CINCINNATI (September 22, 2015) – The International Rhino Foundation (IRF) announced today, on World Rhino Day, that the critically-endangered Sumatran rhino population will soon increase by one. In a species with fewer than 100 individuals left on the planet, one is a significant number.
The announcement has special local significance since the father, Andalas, was born at the Cincinnati Zoo & Botanical Garden. His birth, in 2001, was the result of a scientific breakthrough by the Zoo’s Center for Conservation & Research of Endangered Wildlife (CREW) and held the distinction of being the first Sumatran rhino in human care birth in 112 years!
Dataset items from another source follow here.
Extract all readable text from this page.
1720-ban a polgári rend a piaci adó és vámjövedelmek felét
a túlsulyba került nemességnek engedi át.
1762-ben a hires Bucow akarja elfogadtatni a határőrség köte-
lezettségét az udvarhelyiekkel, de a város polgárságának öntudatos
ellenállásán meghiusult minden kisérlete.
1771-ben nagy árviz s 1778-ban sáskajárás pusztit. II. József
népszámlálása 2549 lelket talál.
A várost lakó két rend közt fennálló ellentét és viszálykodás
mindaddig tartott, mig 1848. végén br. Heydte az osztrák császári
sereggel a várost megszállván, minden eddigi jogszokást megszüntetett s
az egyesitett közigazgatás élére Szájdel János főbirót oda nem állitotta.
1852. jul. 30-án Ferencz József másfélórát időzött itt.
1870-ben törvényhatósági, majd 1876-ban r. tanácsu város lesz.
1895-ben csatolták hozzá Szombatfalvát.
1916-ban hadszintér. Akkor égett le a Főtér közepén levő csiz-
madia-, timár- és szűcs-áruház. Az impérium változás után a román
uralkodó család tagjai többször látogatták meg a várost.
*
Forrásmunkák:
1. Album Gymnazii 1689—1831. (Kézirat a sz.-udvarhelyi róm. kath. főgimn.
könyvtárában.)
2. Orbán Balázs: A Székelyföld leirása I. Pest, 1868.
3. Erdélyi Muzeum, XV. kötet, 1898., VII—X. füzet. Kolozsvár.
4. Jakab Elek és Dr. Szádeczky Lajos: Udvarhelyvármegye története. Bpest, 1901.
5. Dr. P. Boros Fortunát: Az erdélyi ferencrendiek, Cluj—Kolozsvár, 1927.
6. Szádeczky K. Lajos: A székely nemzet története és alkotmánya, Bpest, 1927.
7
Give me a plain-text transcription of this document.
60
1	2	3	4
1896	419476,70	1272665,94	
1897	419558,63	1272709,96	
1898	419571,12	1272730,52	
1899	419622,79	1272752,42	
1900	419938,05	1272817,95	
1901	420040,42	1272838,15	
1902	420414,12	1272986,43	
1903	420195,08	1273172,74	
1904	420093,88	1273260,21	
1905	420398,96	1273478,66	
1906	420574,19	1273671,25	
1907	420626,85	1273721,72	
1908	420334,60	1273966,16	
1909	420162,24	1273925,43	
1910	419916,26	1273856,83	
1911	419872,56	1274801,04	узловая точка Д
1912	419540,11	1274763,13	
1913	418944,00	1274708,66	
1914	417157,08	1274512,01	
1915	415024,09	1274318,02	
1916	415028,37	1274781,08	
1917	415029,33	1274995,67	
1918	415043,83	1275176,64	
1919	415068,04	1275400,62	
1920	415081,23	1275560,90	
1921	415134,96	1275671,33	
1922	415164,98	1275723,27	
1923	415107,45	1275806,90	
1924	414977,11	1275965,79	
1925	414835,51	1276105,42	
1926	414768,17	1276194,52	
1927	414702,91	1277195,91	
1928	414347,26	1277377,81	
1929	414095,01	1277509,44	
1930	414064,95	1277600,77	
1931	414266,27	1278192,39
This will be the second calf that Andalas has sired since his arrival at the Sumatran Rhino Sanctuary (SRS) in 2007. The first calf, Andatu, was born to female Ratu in 2012 and made history as the first Sumatran rhino calf produced in zoos in Indonesia.
“This news couldn’t come at a better time,” said Dr. Terri Roth, Vice President of Conservation and Science and Director of CREW. “To have a successful breeding confirmed at the SRS weeks before we hope to send Andalas’ younger sibling, Harapan, to the sanctuary for the same purpose is encouraging and fuels the hope that Harapan will also contribute to the survival of his species.”
The Cincinnati Zoo recently announced that eight-year-old Harapan, the last Sumatran rhino in the western hemisphere, will be moving from Cincinnati to Indonesia this fall. His departure marks the end of an era for the Cincinnati Zoo’s Sumatran rhino breeding program, one that for a decade was the only zoo breeding program in the world producing calves for this crtically-endangered species.
CREW will continue to lend support to the breeding program at the SRS. Dr. Roth was in Indonesia working daily with the staff at the SRS in January when Ratu mated with Andalas for the first time since becoming pregnant with Andatu in 2011. Pregnancy was confirmed by the SRS veterinarian, Dr. Zulfi, during an ultrasound exam 17 days later. However, given the susceptibility of this species to early pregnancy loss, the news was kept under wraps until Ratu was mid-way through her pregnancy. Ratu has been administered a daily hormone supplement based on the protocol developed by CREW scientists to overcome early pregnancy loss in the Zoo’s previous breeding female rhino, Emi. Additionally, the vets and keepers at the sanctuary have been monitoring Ratu’s pregnancy by weighing her weekly and conducting regular ultrasound exams.
Ultrasound images of the developing calf, shown here, indicate that the pregnancy is progressing normally. The gestation period for a Sumatran rhino is 16 months, making Ratu’s due date May, 2016.
About the Sumatran Rhino Breeding Program at the Cincinnati Zoo
After years of research, CREW scientists at the Cincinnati Zoo, led by Dr. Roth, unraveled the mysteries of Sumatran rhino reproduction and, in 2001, produced Andalas, the first calf bred and born in zoos in 112 years. In 2004, his sister, Suci, was born, and in 2007, Harapan arrived. Between 2001 and 2012, the Cincinnati Zoo held the distinction as the only place successfully breeding this endangered species. The Zoo worked closely with Indonesian and Malaysian colleagues to transfer knowledge and techniques so that they too could succeed. In 2007, the Cincinnati and Los Angeles Zoos agreed to send Andalas to the SRS to replace an old, infertile bull. That sacrifice on the part of the LA Zoo, where Andalas was living at the time of his transfer, paid off in spades in 2012 when Andalas’s healthy son was born in Sumatra.
The Cincinnati Zoo works closely with the Indonesian Ministry of Forestry, the Indonesian Rhino Foundation, the IUCN Asian Rhino Specialist Group and the International Rhino Foundation, to protect this species in the wild and also propagate Sumatran rhinos in zoos.